Fisher: “Man, which one? I think one of my funnest was I was driving my BMW, It was a 1600. It was a lower-grade version of the 2002 back in the 70s and I had this car for about 5 years and I finally got everything running perfect. I was driving through Oakland, California and I got t-boned by this guy in the intersection…I knew it was the end of that car and the car had a big dent in it like this, and I had a bloody nose from the car’s driver’s side breaking on my nose. I laughed all the way back to Marin and said this car is toast and I got rid of it. I never bought a car again! That was funny.”
“I have fallen off my bike a few times too! The funniest time there was for the development of the Genesis geometry. It was a 100 mile, off-road, single-track, illegal ride in Marin County called the Tour de Luck Marin. My old friend Gravy, Steve G., his dad was in the Electric Flag and all these bands, and was like a blues player and everything. Steve was like a mechanic, a mechanic for Campagnolo, a mechanic for Cannondale, mechanic for Schwinn, a mechanic for a whole bunch of people, ace mechanic. He put on this event. I’m out there riding this event and I go over the handle bars three times and the last time I did it, I broke my wrist. I rode in, it was out in the middle of nowhere Point Reyes and everything, and I rode back to the headquarters and I am waiting for a friend of mine to show up in a pickup truck to take me out to Marin General Hospital and there are all these guys running around, running around. I’m, ‘What’s going on here?’ all the rangers running around and everything. So we get out of there and later I get a call from the rangers, ‘We heard you were hurt and we sent a helicopter out to pick you up, you’re going to pay for this.’ And I said listen, ‘I didn’t ask for it, I didn’t take it, I am not going to pay for it.’ boom, end of it. That was ok.
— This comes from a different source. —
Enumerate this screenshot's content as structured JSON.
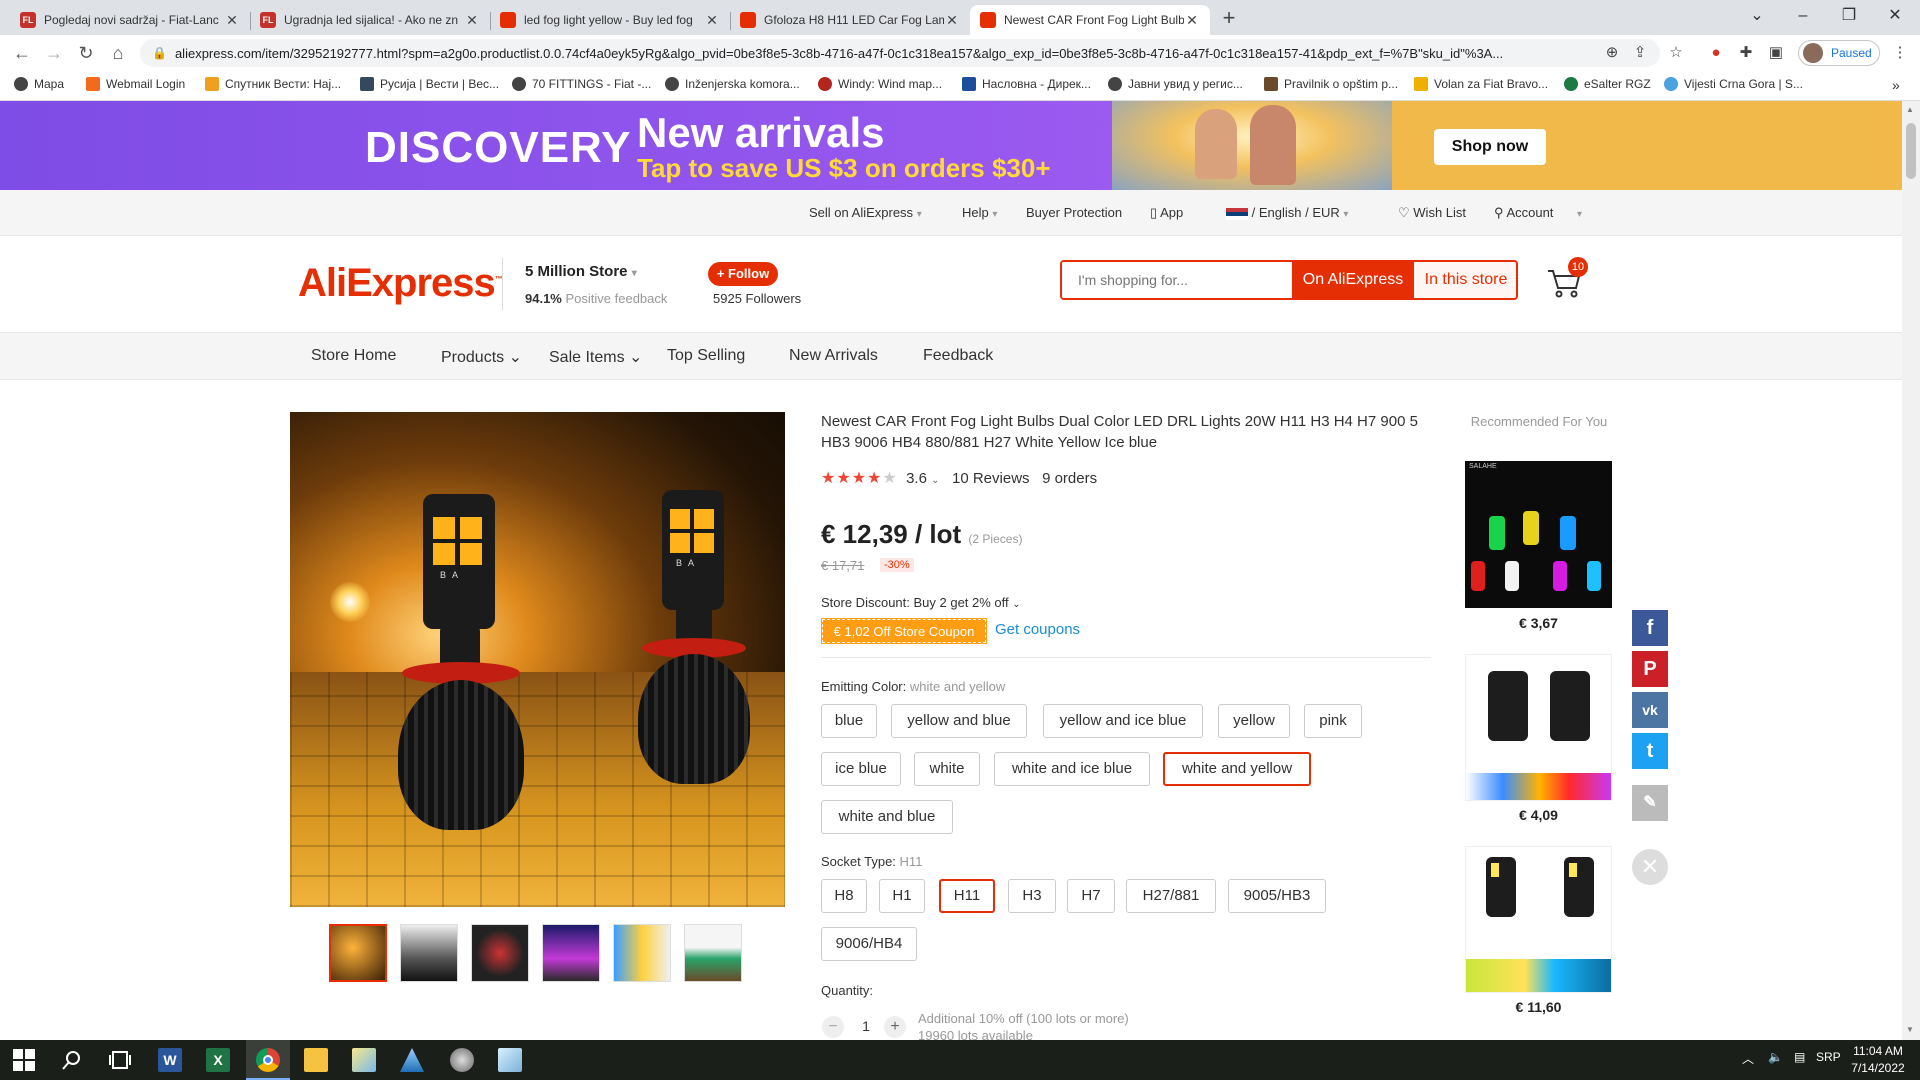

“Then I developed Genesis geometry out of that because I said the geometry we had been using, that I developed in the 80s, was wrong because I knew we had put so little attention into the whole thing. Then I went out and said, we are a real bike company, we’re going to go out and research this the way we should, we are going to make every permutation you can ever imagine and go out and ride it, do our due diligence. And we did, we came up with Genesis…There are circuses like this in life that change your brain, change your mind, change your attitude and something happens maybe, and that happened and it was good. Because you know the company, man, we made bank off of that whole Genesis geometry thing. Because it didn’t cost anything for us to change geometry but everybody bought it; and they bought it because it actually worked.”
Q: What about drugs in cycling?
Fisher: “The rumor that we financed our company with drug sales, or selling to drug dealers, is untrue. You know in the early days we knew some drug dealers and all that, of course. One time we had some guys from Mendocino come down and pay for a bike with a big bag of pot. Alright, the first mountain bike race done by the Larkspur Canyon gang well, that was an ounce of pot that we won.”